JINI FIENNES was a novelist and painter of unusual insight who combined her creative energy with a gift for unlocking other peoples' lives.

She had a magnetic presence like a gypsy's: she wore long shawls, took her friends by the arm, looking at them with searching eyes. Her energy seemed limitless; in her crowded life she raised seven children including a foster-child and established countless friendships.

But she was also engaged in her own passionate search for truth and fulfilment which became more intense and dedicated in her last six years when she heroically defied attacks of cancer.

An unhappy childhood had made her determined to give out to other people. She had been brought up a Catholic by her Irish mother and her father, Brigadier 'Hal' Lash, who served on Sir William Slim's staff in Burma, and she spent eight years at a convent boarding school. But she felt unloved, left home at 16 and eventualy found a job as under- matron in a prep school in Gloucestershire.

She wrote her first much-acclaimed novel, The Burial, published by Rupert Hart-Davis in 1960, when she was 19; it was followed by four other imaginative novels, with a strong Irish influence, in which she grappled with dark forces of violence and terrorism.

After a period of personal uncertainty she secured a happy and secure home life with her husband Mark Fiennes, who was first a farmer, then a distinguished photographer. They led a nomadic life, building or renovating 15 consecutive homes in Suffolk, Ireland, Wiltshire and London; yet gave their children a confidence which led to striking success particularly in drama and music.

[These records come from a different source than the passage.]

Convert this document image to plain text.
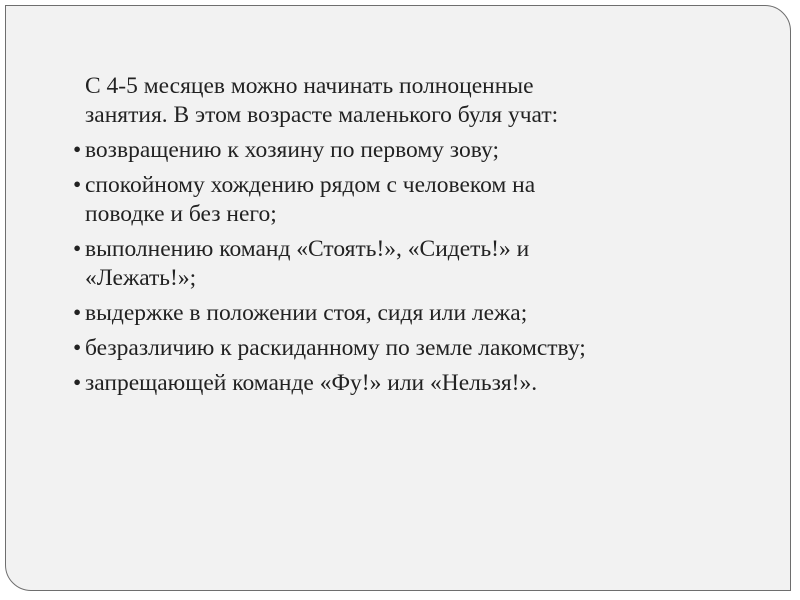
С 4-5 месяцев можно начинать полноценные
занятия. В этом возрасте маленького буля учат:
• возвращению к хозяину по первому зову;
• спокойному хождению рядом с человеком на
поводке и без него;
• выполнению команд «Стоять!», «Сидеть!» и
«Лежать!»;
• выдержке в положении стоя, сидя или лежа;
• безразличию к раскиданному по земле лакомству;
• запрещающей команде «Фу!» или «Нельзя!».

She ceased to be a practising Catholic but retained an intense spirituality and belief in the power of love - refusing to condemn evil in anyone - which overflowed in her novels and later in her paintings, which conveyed human nature, often with a raw ferocity, but with vitality and understanding.

When six years ago she first learnt she had cancer she refused to give in to it. After painful treatment and an operation she appeared to overcome it, and embarked on a solitary pilgrimage through France to Santiago de Compostela in which she sought to find her own answers to the meaning of life.

'Poor cancer, the word is dark and terrible,' she began her book about her journey, On Pilgrimage, published two years ago. But she saw cancer as a challenge: 'A star may be sharp and full of pain, but it may also be a guide, a useful companion on a dark night.' She was inspired by Tibetan Buddhist traditions as much as Catholic rituals, and she revelled in the pagan, earthy aspects of pilgrimage, particularly the gypsy ceremonies at Les-Saintes-Maries-de-la-Mer.

She returned to be faced with a recurrence of cancer which she continued to fight with extraordinary courage until she found serenity in the final hours, with her family round her.